Par ailleurs, cette enquête confirme qu’environ un tiers des doctorants qui terminent leurs thèses souhaitent devenir enseignants-chercheurs ou chercheurs. Le doctorat doit être conçu pleinement par les doctorants, comme par leurs encadrants, comme une formation à et par la recherche qui prépare à des devenirs professionnels diversifiés, dans le secteur académique et hors du secteur académique, en lien ou sans lien avec la recherche.

Presque tous les doctorants (94,3%) perçoivent une rémunération pour préparer leur thèse, mais seuls 55% d’entre eux la jugent suffisante. Les doctorants qui ne sont pas rémunérés pour préparer leurs thèses (5,7%) sont peu nombreux mais sont naturellement moins satisfaits que les autres doctorants de leur situation.

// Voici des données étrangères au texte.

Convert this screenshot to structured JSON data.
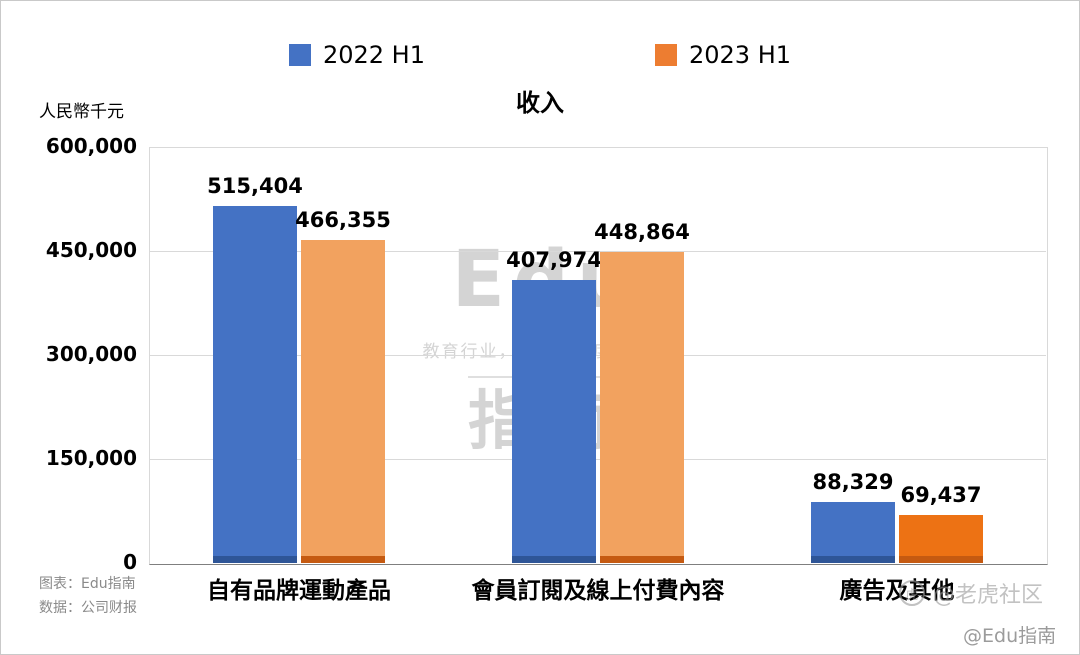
{
  "legend": [
    {
      "label": "2022 H1",
      "color": "#4472C4"
    },
    {
      "label": "2023 H1",
      "color": "#ED7D31"
    }
  ],
  "title": "收入",
  "unit_label": "人民幣千元",
  "chart_data": {
    "type": "bar",
    "title": "收入",
    "ylabel": "人民幣千元",
    "categories": [
      "自有品牌運動產品",
      "會員訂閱及線上付費內容",
      "廣告及其他"
    ],
    "series": [
      {
        "name": "2022 H1",
        "color": "#4472C4",
        "base_color": "#2E5597",
        "values": [
          515404,
          407974,
          88329
        ],
        "labels": [
          "515,404",
          "407,974",
          "88,329"
        ]
      },
      {
        "name": "2023 H1",
        "color": "#F2A25F",
        "bar_colors": [
          "#F2A25F",
          "#F2A25F",
          "#ED7214"
        ],
        "base_color": "#C55A11",
        "values": [
          466355,
          448864,
          69437
        ],
        "labels": [
          "466,355",
          "448,864",
          "69,437"
        ]
      }
    ],
    "ylim": [
      0,
      600000
    ],
    "yticks": [
      0,
      150000,
      300000,
      450000,
      600000
    ],
    "ytick_labels": [
      "0",
      "150,000",
      "300,000",
      "450,000",
      "600,000"
    ],
    "grid": true,
    "legend_position": "top"
  },
  "watermark": {
    "word1": "Edu",
    "slogan": "教育行业，前沿、深度、独家",
    "word2": "指南",
    "tiger_text": "@老虎社区",
    "tiger_glyph": "虎",
    "edu_handle": "@Edu指南"
  },
  "footer": {
    "source_line1": "图表：Edu指南",
    "source_line2": "数据：公司财报"
  }
}
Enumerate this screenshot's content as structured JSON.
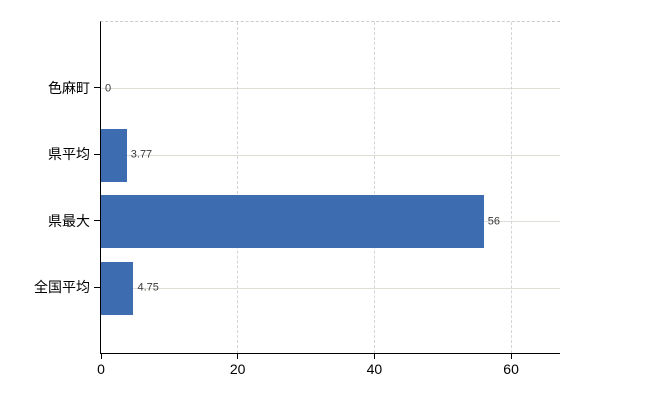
{
  "chart_data": {
    "type": "bar",
    "orientation": "horizontal",
    "title": "",
    "categories": [
      "色麻町",
      "県平均",
      "県最大",
      "全国平均"
    ],
    "values": [
      0,
      3.77,
      56,
      4.75
    ],
    "value_labels": [
      "0",
      "3.77",
      "56",
      "4.75"
    ],
    "xticks": [
      "0",
      "20",
      "40",
      "60"
    ],
    "xtick_values": [
      0,
      20,
      40,
      60
    ],
    "xlim": [
      0,
      67.3
    ],
    "grid": {
      "horizontal": "solid",
      "vertical": "dashed",
      "top_border": "dashed"
    },
    "legend": null
  },
  "colors": {
    "bar": "#3d6db0",
    "h_gridline": "#dae0d6",
    "v_gridline": "#d7d4d9",
    "top_border": "#cfc9cd",
    "axis": "#000000",
    "value_label": "#3a3a3a",
    "tick_label": "#000000"
  }
}
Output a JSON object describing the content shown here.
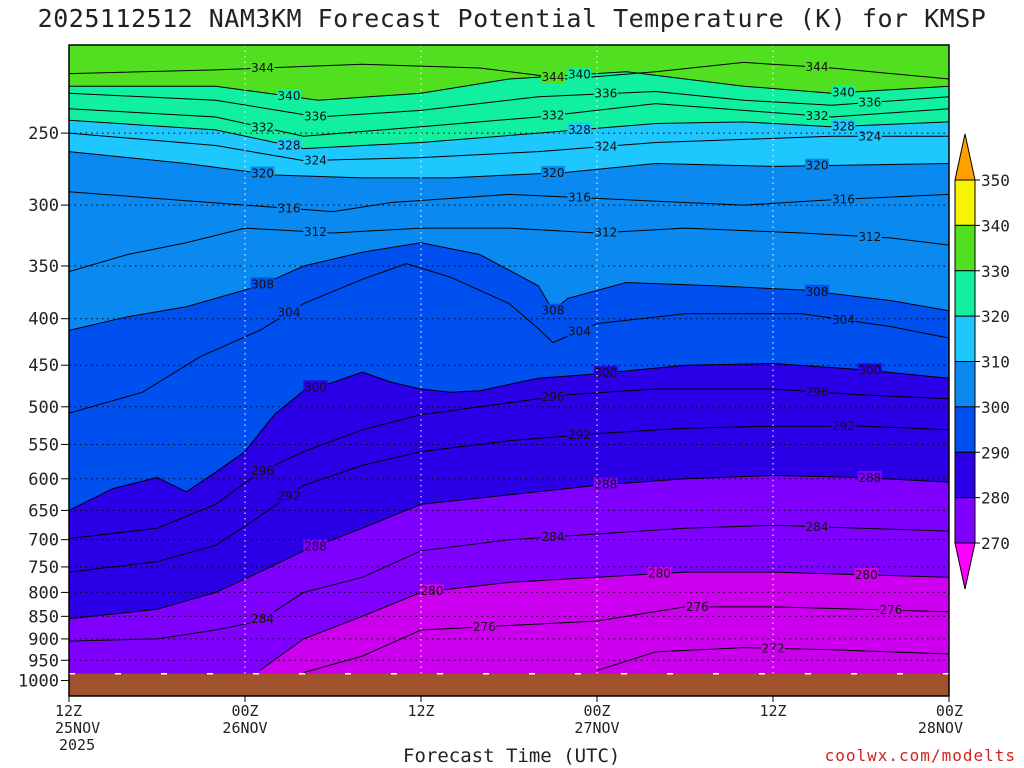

L’enquête montre aussi qu’une proportion faible mais non négligeable (entre 5% et 10%) des doctorants rencontrent des difficultés, parfois les cumulent : situation matérielle et financière difficile,  fréquence des rencontres avec le directeur de thèse jugée insuffisante et n’apportant pas les réponses attendues, sentiment d’isolement… L’enquête montre que ces doctorants en difficulté sont plus souvent des doctorants non rémunérés pour préparer leurs thèses et des doctorants étrangers.

En cas de perte de confiance, de baisse de moral, de tensions ou de conflits, les doctorants étrangers sont ainsi plus de deux fois plus nombreux (12,1%) que les doctorants français (5,7 %) à ne pas arriver à parler de leurs difficultés et à se sentir isolés. Ces doctorants peuvent être confrontés à la barrière de la langue et à la distance géographique à leurs proches, il convient donc d’avoir une vigilance accrue sur ce plan que cette enquête pourra renforcer ainsi que les dispositifs des écoles doctorales pour encourager l’intégration des doctorants étrangers parmi leurs pairs et au sein des unités de recherche dès le début de la thèse.

La conclusion la plus marquante est que 80% des doctorants de l’Université Paris-Saclay qui ont répondu à cette enquête recommanderaient à un ami de préparer un doctorat dans les mêmes conditions qu’eux. En 2019, les 1216 doctorants qui ont répondu à l’enquête constituent un groupe représentatif de l’ensemble des 5400 doctorants inscrits à l’Université Paris-Saclay, en termes de parts d’hommes et de femmes, de français et d’étrangers, de répartition par domaines de recherche, de parts des doctorants rémunérés et non rémunérés).

Les résultats seront présentés lors de la journée nationale sur le doctorat, organisée par le Ministère de l'enseignement supérieur, de la recherche et de l'innovation organise le mardi 18 juin 2019 au Collège de France.